Is it appropriate to use words like “gulag” when describing excesses and abuses of the the U.S. military machine? The Crooked Timber folks debate this.

Anne Appelbaum writes:

Even more broadly, “Gulag” has come to mean the Soviet repressive system itself, the set of procedures that prisoners once called the “meat-grinder”: the arrests, the interrogations, the transport in unheated cattle cars, the forced labor, the destruction of families, the years spent in exile, the early and unnecessary deaths.

One commenter said the point of comparison should be with the Soviet system after 2 or 3 years, not after 50 years, for example. But still, the similarities between the two system is the wide discretionary powers the state has asserted while closing down habeus corpus/methods of appeal. The word “gulag” represents the logical extreme of what happens when a state’s actions allows no redress. Invoking the extremist rhetoric allows the politician to neutralize the charge without actually answering anything. A commenter quotes Dostoevsky’s Idiot:

———————“I hope, prince, that you are too progressive to deny this?”

“I deny nothing, but you must confess that your article—”

“Is a bit thick, you mean? Well, in a way that is in the public interest; you will admit that yourself, and after all one cannot overlook a blatant fact. So much the worse for the guilty parties, but the public welfare must come before everything. As to certain inaccuracies and figures of speech, so to speak, you will also admit that the motive, aim, and intention, are the chief thing. It is a question, above all, of making a wholesome example; the individual case can be examined afterwards; and as to the style—well, the thing was meant to be humorous, so to speak, and, after all, everybody writes like that; you must admit it yourself! Ha, ha!”

What I find alarming is how complacent Americans have become that our democratic institutions could never go wrong. And how indignant they become when a critic suggests otherwise. Just yesterday for example, the US Senate suspended due process rights for Gitmo detainees. Now it’s true that these prisoners are not entitled to Geneva convention protections, and the constitution doesn’t guarantee them anything. On the other hand, it’s a matter of basic fairness that people should at least have the right to question the grounds for their detention. Many innocent people have been imprisoned for over 3 years (including 2 poets).

Here’s someone keeping a list of documented cases of torture by U.S. military personnel so far. As I see it, the fatal mistake was not that the excesses occurred but that Bush administration did nothing to fire the politicians ultimately accountable for them. Bush could have easily fired Rumsfeld in summer 2004, and nobody would have blinked an eye. Instead he chose to value personal loyalty over accountability.

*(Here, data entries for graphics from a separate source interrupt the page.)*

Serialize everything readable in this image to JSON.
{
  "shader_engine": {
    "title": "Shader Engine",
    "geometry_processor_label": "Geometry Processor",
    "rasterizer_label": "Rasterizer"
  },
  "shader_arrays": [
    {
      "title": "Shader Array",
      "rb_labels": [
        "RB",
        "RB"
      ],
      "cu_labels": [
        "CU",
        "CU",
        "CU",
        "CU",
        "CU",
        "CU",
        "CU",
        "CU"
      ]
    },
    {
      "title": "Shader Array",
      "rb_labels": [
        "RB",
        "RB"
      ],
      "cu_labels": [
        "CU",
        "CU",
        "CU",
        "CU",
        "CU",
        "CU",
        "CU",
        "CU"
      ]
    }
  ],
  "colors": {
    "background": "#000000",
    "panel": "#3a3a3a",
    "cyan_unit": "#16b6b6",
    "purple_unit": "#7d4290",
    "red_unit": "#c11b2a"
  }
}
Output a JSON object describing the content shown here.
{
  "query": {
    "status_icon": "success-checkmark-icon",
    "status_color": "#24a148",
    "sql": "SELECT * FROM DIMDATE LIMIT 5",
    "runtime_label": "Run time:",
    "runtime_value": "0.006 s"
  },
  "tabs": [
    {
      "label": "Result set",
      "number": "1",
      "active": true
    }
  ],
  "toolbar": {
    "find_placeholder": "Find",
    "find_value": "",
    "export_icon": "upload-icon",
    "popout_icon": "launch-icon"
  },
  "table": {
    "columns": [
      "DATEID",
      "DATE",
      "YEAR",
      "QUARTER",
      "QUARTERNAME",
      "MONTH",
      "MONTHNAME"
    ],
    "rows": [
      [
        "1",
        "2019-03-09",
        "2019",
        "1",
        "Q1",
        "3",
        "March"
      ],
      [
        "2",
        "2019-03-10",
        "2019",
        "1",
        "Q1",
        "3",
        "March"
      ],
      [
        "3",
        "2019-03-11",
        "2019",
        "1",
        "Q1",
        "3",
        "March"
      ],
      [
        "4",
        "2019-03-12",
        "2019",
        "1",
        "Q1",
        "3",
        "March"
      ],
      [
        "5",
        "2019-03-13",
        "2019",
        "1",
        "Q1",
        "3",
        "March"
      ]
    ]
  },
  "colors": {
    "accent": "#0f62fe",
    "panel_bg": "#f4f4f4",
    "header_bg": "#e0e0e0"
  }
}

Tom Regan from the Christian Science Monitor reports on whether the US used white phosphorus in Fallujah. If it is shown that white phosphorus was used for other than its intended purpose (and frankly, I’m going to give the military the benefit of the doubt here), and that US refused to sign a chemical weapon treaty forbidding, it would be a startling example of how US actions run counter to its intents.

It’s Veteran’s Day, and I don’t want these links and musings to imply that I don’t honor a soldier’s commitment to duty. But I have to wonder what these soldier’s are fighting for and whether our actions are defeating our original intentions.